7 Apr 2007

Everybody needs good...

Today it is time for the most culturally enriching and symbolic event of my travels. It is a pilgrimage of epic proportions that no self respecting visitor to Australia could possibly miss out on. That's right - I'm going on the official Neighbours tour.

I couldn't possibly come all this way and not see the settings of a soap that I watched religiously every day for many years (until I started working and realised that it was, on balance, shit). This programme took up more of my time in front of the tele during my youth than probably any other. On some days - before, of course, the internet - I would be so bored I would even watch both showings of it. This is all pretty sad, I know. But I'm looking forward to a nostalgic trip down memory lane.

The official tour bus picks me up from near my hotel in St Kilda at the ungodly hour of 8.30am. It is packed full of Brits. No self respecting Aussie watches Neighbours, let alone goes on the tour. On board the organisers get us in the mood by playing popular hits from former Neighbours stars. As the sounds of 'Locomotion' by Kylie reverberate around the bus, for most people it's probably nostalgic. For me, it just feels like I'm back in a bloody gay bar...
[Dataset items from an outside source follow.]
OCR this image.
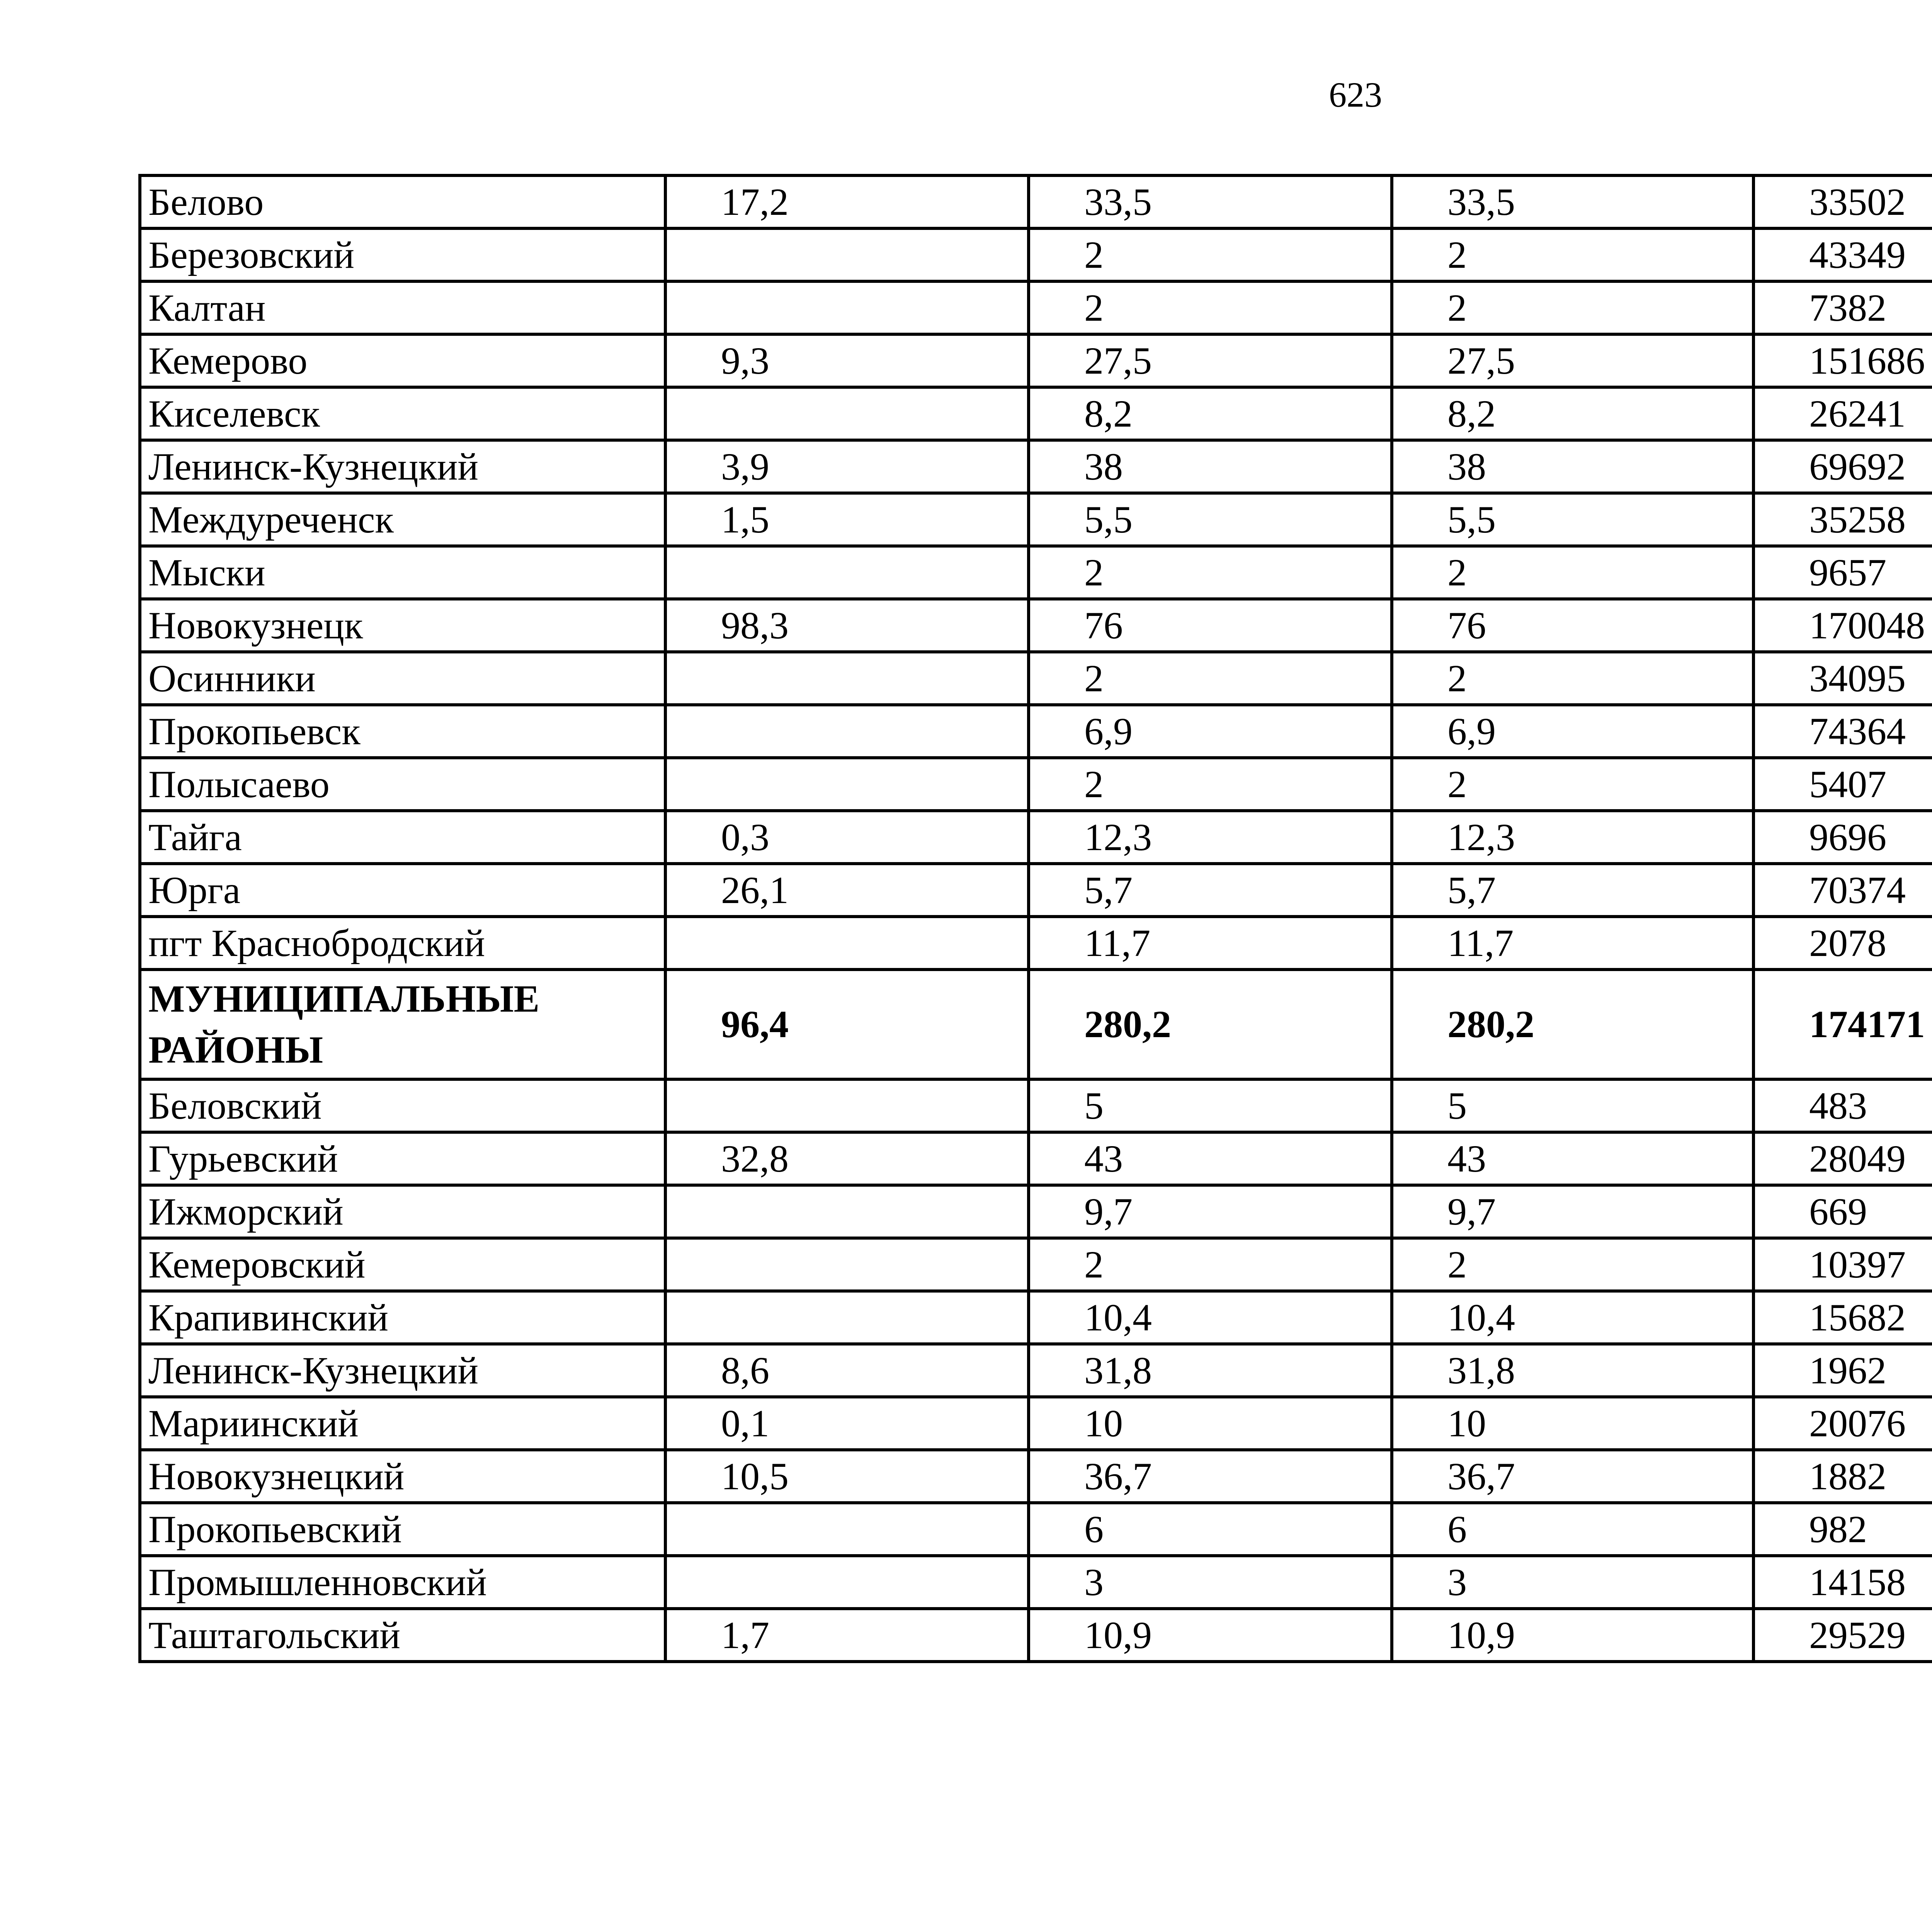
623
Белово	17,2	33,5	33,5	33502		
Березовский		2	2	43349		
Калтан		2	2	7382		
Кемерово	9,3	27,5	27,5	151686		
Киселевск		8,2	8,2	26241		
Ленинск-Кузнецкий	3,9	38	38	69692		
Междуреченск	1,5	5,5	5,5	35258		
Мыски		2	2	9657		
Новокузнецк	98,3	76	76	170048		
Осинники		2	2	34095		
Прокопьевск		6,9	6,9	74364		
Полысаево		2	2	5407		
Тайга	0,3	12,3	12,3	9696		
Юрга	26,1	5,7	5,7	70374		
пгт Краснобродский		11,7	11,7	2078		
МУНИЦИПАЛЬНЫЕ РАЙОНЫ	96,4	280,2	280,2	174171		
Беловский		5	5	483		
Гурьевский	32,8	43	43	28049		
Ижморский		9,7	9,7	669		
Кемеровский		2	2	10397		
Крапивинский		10,4	10,4	15682		
Ленинск-Кузнецкий	8,6	31,8	31,8	1962		
Мариинский	0,1	10	10	20076		
Новокузнецкий	10,5	36,7	36,7	1882		
Прокопьевский		6	6	982		
Промышленновский		3	3	14158		
Таштагольский	1,7	10,9	10,9	29529		
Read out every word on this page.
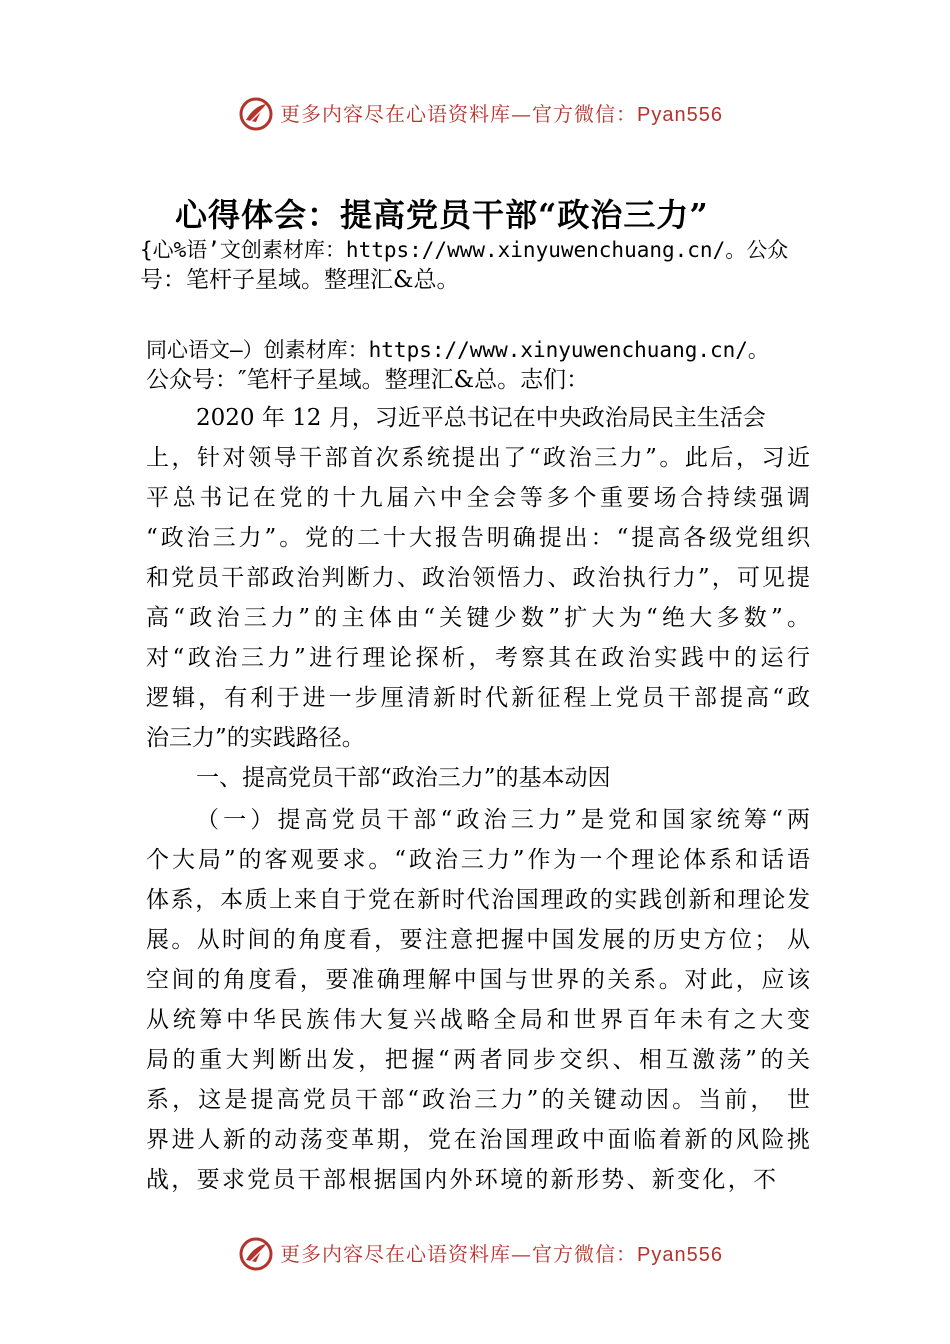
更多内容尽在心语资料库—官方微信：Pyan556
心得体会：提高党员干部“政治三力”
{心%语’文创素材库：https://www.xinyuwenchuang.cn/。公众
号：笔杆子星域。整理汇&总。
同心语文—）创素材库：https://www.xinyuwenchuang.cn/。
公众号：″笔杆子星域。整理汇&总。志们：
2020 年 12 月，习近平总书记在中央政治局民主生活会
上，针对领导干部首次系统提出了“政治三力”。此后，习近
平总书记在党的十九届六中全会等多个重要场合持续强调
“政治三力”。党的二十大报告明确提出：“提高各级党组织
和党员干部政治判断力、政治领悟力、政治执行力”，可见提
高“政治三力”的主体由“关键少数”扩大为“绝大多数”。
对“政治三力”进行理论探析，考察其在政治实践中的运行
逻辑，有利于进一步厘清新时代新征程上党员干部提高“政
治三力”的实践路径。
一、提高党员干部“政治三力”的基本动因
（一）提高党员干部“政治三力”是党和国家统筹“两
个大局”的客观要求。“政治三力”作为一个理论体系和话语
体系，本质上来自于党在新时代治国理政的实践创新和理论发
展。从时间的角度看，要注意把握中国发展的历史方位； 从
空间的角度看，要准确理解中国与世界的关系。对此，应该
从统筹中华民族伟大复兴战略全局和世界百年未有之大变
局的重大判断出发，把握“两者同步交织、相互激荡”的关
系，这是提高党员干部“政治三力”的关键动因。当前， 世
界进人新的动荡变革期，党在治国理政中面临着新的风险挑
战，要求党员干部根据国内外环境的新形势、新变化，不
更多内容尽在心语资料库—官方微信：Pyan556
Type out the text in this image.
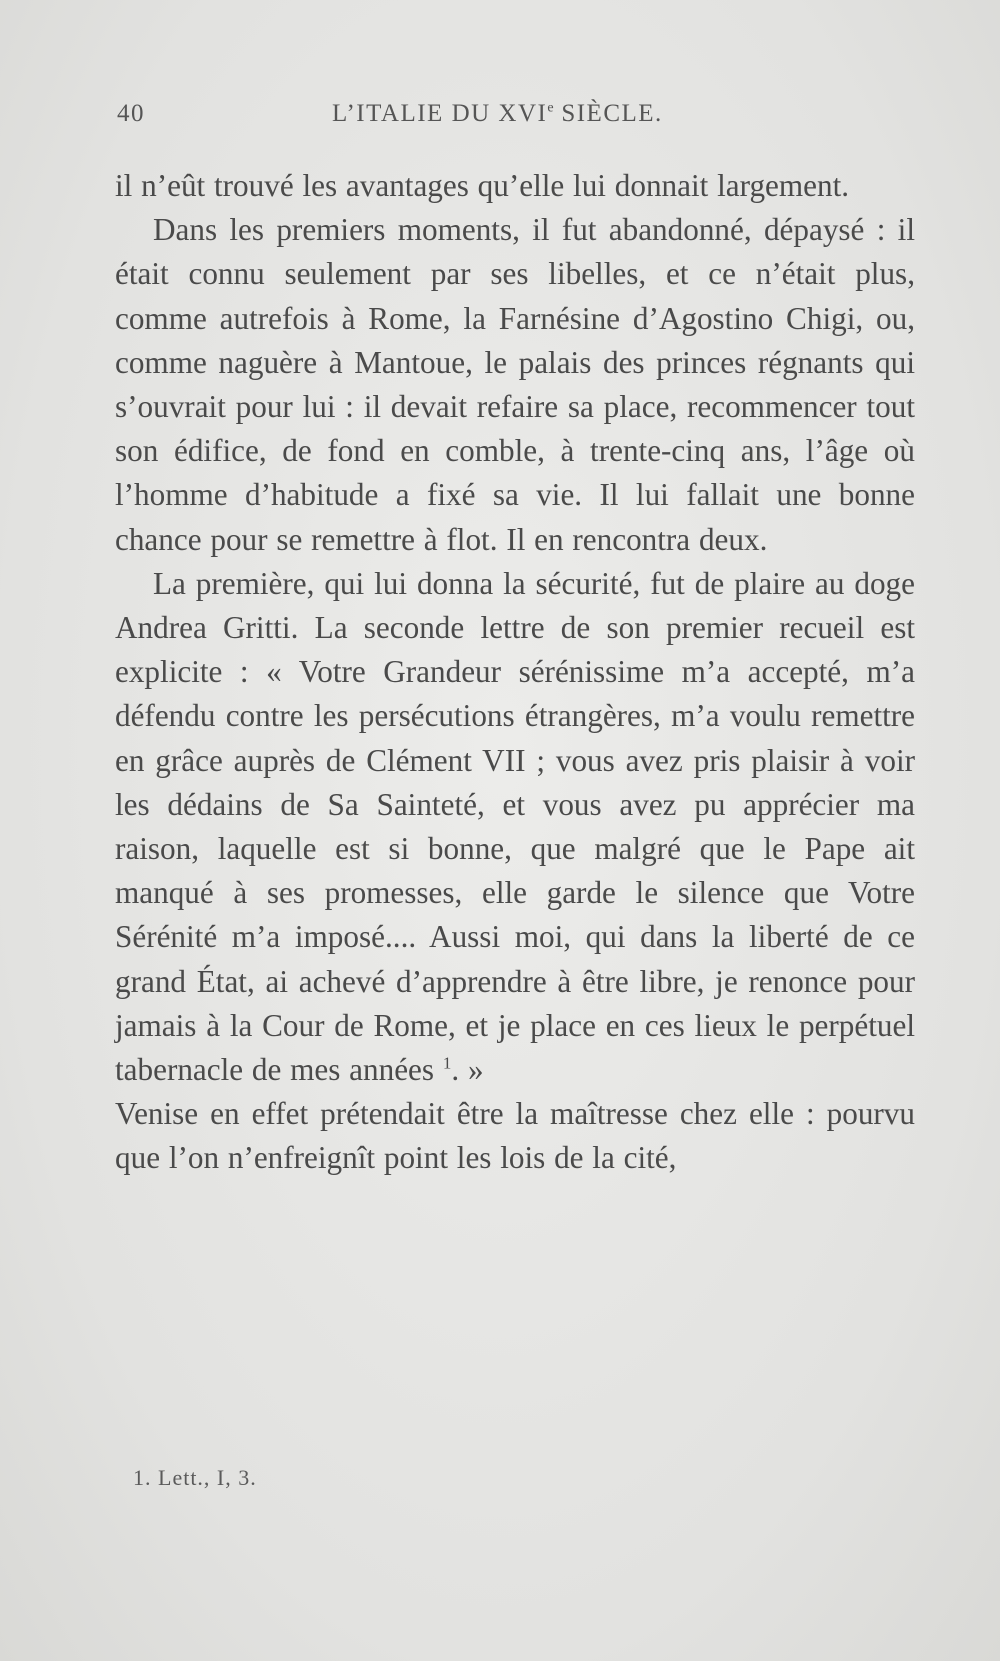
40	L’ITALIE DU XVIe SIÈCLE.

il n’eût trouvé les avantages qu’elle lui donnait largement.

Dans les premiers moments, il fut abandonné, dépaysé : il était connu seulement par ses libelles, et ce n’était plus, comme autrefois à Rome, la Farnésine d’Agostino Chigi, ou, comme naguère à Mantoue, le palais des princes régnants qui s’ouvrait pour lui : il devait refaire sa place, recommencer tout son édifice, de fond en comble, à trente-cinq ans, l’âge où l’homme d’habitude a fixé sa vie. Il lui fallait une bonne chance pour se remettre à flot. Il en rencontra deux.

La première, qui lui donna la sécurité, fut de plaire au doge Andrea Gritti. La seconde lettre de son premier recueil est explicite : « Votre Grandeur sérénissime m’a accepté, m’a défendu contre les persécutions étrangères, m’a voulu remettre en grâce auprès de Clément VII ; vous avez pris plaisir à voir les dédains de Sa Sainteté, et vous avez pu apprécier ma raison, laquelle est si bonne, que malgré que le Pape ait manqué à ses promesses, elle garde le silence que Votre Sérénité m’a imposé.... Aussi moi, qui dans la liberté de ce grand État, ai achevé d’apprendre à être libre, je renonce pour jamais à la Cour de Rome, et je place en ces lieux le perpétuel tabernacle de mes années $^1$. »

Venise en effet prétendait être la maîtresse chez elle : pourvu que l’on n’enfreignît point les lois de la cité,

1. Lett., I, 3.
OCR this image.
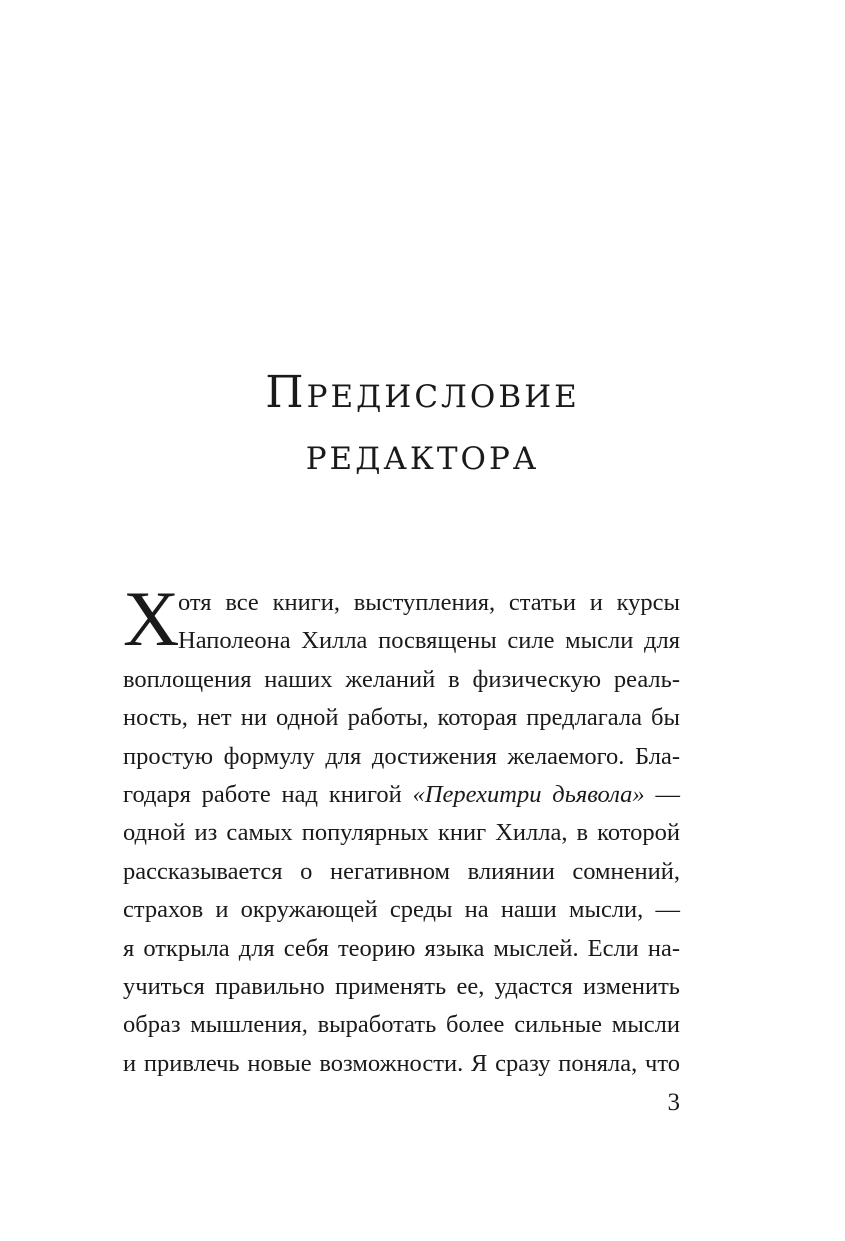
Предисловие
редактора
Х
отя все книги, выступления, статьи и курсы
Наполеона Хилла посвящены силе мысли для
воплощения наших желаний в физическую реаль-
ность, нет ни одной работы, которая предлагала бы
простую формулу для достижения желаемого. Бла-
годаря работе над книгой «Перехитри дьявола» —
одной из самых популярных книг Хилла, в которой
рассказывается о негативном влиянии сомнений,
страхов и окружающей среды на наши мысли, —
я открыла для себя теорию языка мыслей. Если на-
учиться правильно применять ее, удастся изменить
образ мышления, выработать более сильные мысли
и привлечь новые возможности. Я сразу поняла, что
3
The Neighbours set is a good half an hour out of town, so we are shown a classic episode to entertain us - that of Daphne's death. As it plays and we travel down the pristinely clean and vastly wide streets of Melbourne, it dawns on me that this episode is nearly 20 years old. It was shown so long ago, but yet not only can I remember it, I can remember where I saw it (The tv room in the Norfolk County Council sports and social club, to be precise, whilst Mum had a drink with friends after work).

Erinsborough, the suburb where it is set, doesn't actually exist. It's an anagram of Neighbours. It's name is actually Blackburn, but I think we can forgive the programme makers for choosing not to set the soap in a place that shares its name with a grubby, depressing, boring northern shithole.

The bus takes us to Erinsborough High School, which is a real school, but is actually the Blackburn English Language School. This is a school for immigrant children to learn English at. It must be rather baffling for them to arrive in a foreign country, be sent to school to learn a language that originated on the other side of the world and then find hordes of people from that country gawping through the gates taking photos of an imaginary school from a tv programme they've proabably never seen or heard of. I don't know about you, but I would find that strange.

Eventually we arrive in Ramsay Street, which is a real street, but is actually called Pin Oak Court. Famously, the houses are homes to ordinary people and no filming is done inside. The street is closed off two days a week for filming and the owners are financially recompensed for the hassle of living in a tourist destination. It would be too expensive for Channel 10 to buy up the properties.

The first thing that strikes you about 'Ramsay Street' is now small it is. The second is how incredibly familiar it seems. I recognise all the houses immediately and can instantly remember who lived in them when I was watching the show. It really is quite strange to be in a street I feel I know so well, and yet it is on the other side of the world and I'd never been there before.

Other people on the tour, some of whom rather worryingly still watch the show, go on about how they feel so sorry for the people that live in the street, how awful it must be to have your privacy invaded - whilst simultaneously ogling their homes and taking endless photographs of them. I'm sorry, but I don't actually feel any sympathy for the owners of these homes. They are paid money to have their homes used as scenery and are invariably at work when this is done. It's not as if they have to actually hand control of their bathroom to Harold Bishop twice a week. I wouldn't mind being paid to have someone film in the street outside my home. It's money for doing precisely, erm, nothing. Most people probably wouldn't want tourists standing outside their home all day and every day, I grant you. But if you don't like it, sell up. And just think how much you would get for selling your house on Ramsay Street, a property recognisable to people across the world. I asked our tour guide how much you could expect to fetch. The answer? At least a million dollars. So, no, I don't feel sorry for these people!

After a thoroughly enjoyable morning of nostalgia, we are dropped back in St Kilda, where there is the opportunity to meet one of the current stars of Neighbours. As I haven't seen an episode in about six or seven years, I don't bother with this and instead head to one of the area's many fantastic eateries for brunch.

If it wasn't physically impossible and financially irresponsible, I think I could spend all day and every day in Melbourne just eating. The food is just absolutely divine.